Crime concerns
PCC candidates and rural vote
ELECTIONS TO determine Yorkshire’s four police and crime commissioners have been characterised by apathy since their inception in 2012. Yet the May 6 polls in North, East and South Yorkshire – and also the mayoral contest in West Yorkshire – do provide an opportunity for the public to scrutinise candidates.
After all, they won’t just be expected to implement the policies of their national party; they’ll be ultimately responsible for overseeing the policy priorities of their respective constabularies.
And this includes rural crime – the subject of renewed focus by both the NFU and Countryside Alliance as they press for non-urban areas, so often preyed upon by ‘county lines’ drugs gangs and the like, to receive the policing that law-abiding residents do still have a right to expect as taxpayers.

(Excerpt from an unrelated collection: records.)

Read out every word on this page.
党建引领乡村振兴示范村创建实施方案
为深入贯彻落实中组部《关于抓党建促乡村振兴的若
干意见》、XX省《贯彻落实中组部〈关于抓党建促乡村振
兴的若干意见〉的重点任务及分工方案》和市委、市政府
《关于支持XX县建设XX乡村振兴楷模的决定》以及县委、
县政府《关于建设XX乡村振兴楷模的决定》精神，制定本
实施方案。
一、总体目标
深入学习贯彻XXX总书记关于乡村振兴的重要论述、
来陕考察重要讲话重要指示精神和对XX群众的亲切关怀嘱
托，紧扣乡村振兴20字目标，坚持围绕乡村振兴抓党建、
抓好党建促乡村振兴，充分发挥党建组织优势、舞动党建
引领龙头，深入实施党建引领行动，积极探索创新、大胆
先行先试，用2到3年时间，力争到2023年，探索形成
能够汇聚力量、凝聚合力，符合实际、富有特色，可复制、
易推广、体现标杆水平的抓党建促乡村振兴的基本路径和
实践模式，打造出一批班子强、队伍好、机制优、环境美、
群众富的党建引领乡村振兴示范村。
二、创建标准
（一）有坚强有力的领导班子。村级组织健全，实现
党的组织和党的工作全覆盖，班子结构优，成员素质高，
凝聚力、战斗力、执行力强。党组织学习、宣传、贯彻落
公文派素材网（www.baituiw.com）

As the NFU’s own survey points out, 60 per cent of farmers are still taking the trouble to report offences or crimes against wildlife – even though police forces do not always make this task easy for them.
Yet more than half of victims say they’re reporting crimes in the expectation that they will receive no response – an unacceptable state of affairs.
However this breakdown in the relationship between the police, and public, neglects the fact that policing is at its most effective when it is a partnership with communities – whether it be inner-city areas or Yorkshire’s most rural parishes.
That’s why The Yorkshire Post, for one, looks forward to hearing from PCC candidates on how they intend to develop this partnership and, in turn, give people a positive reason to vote on May 6.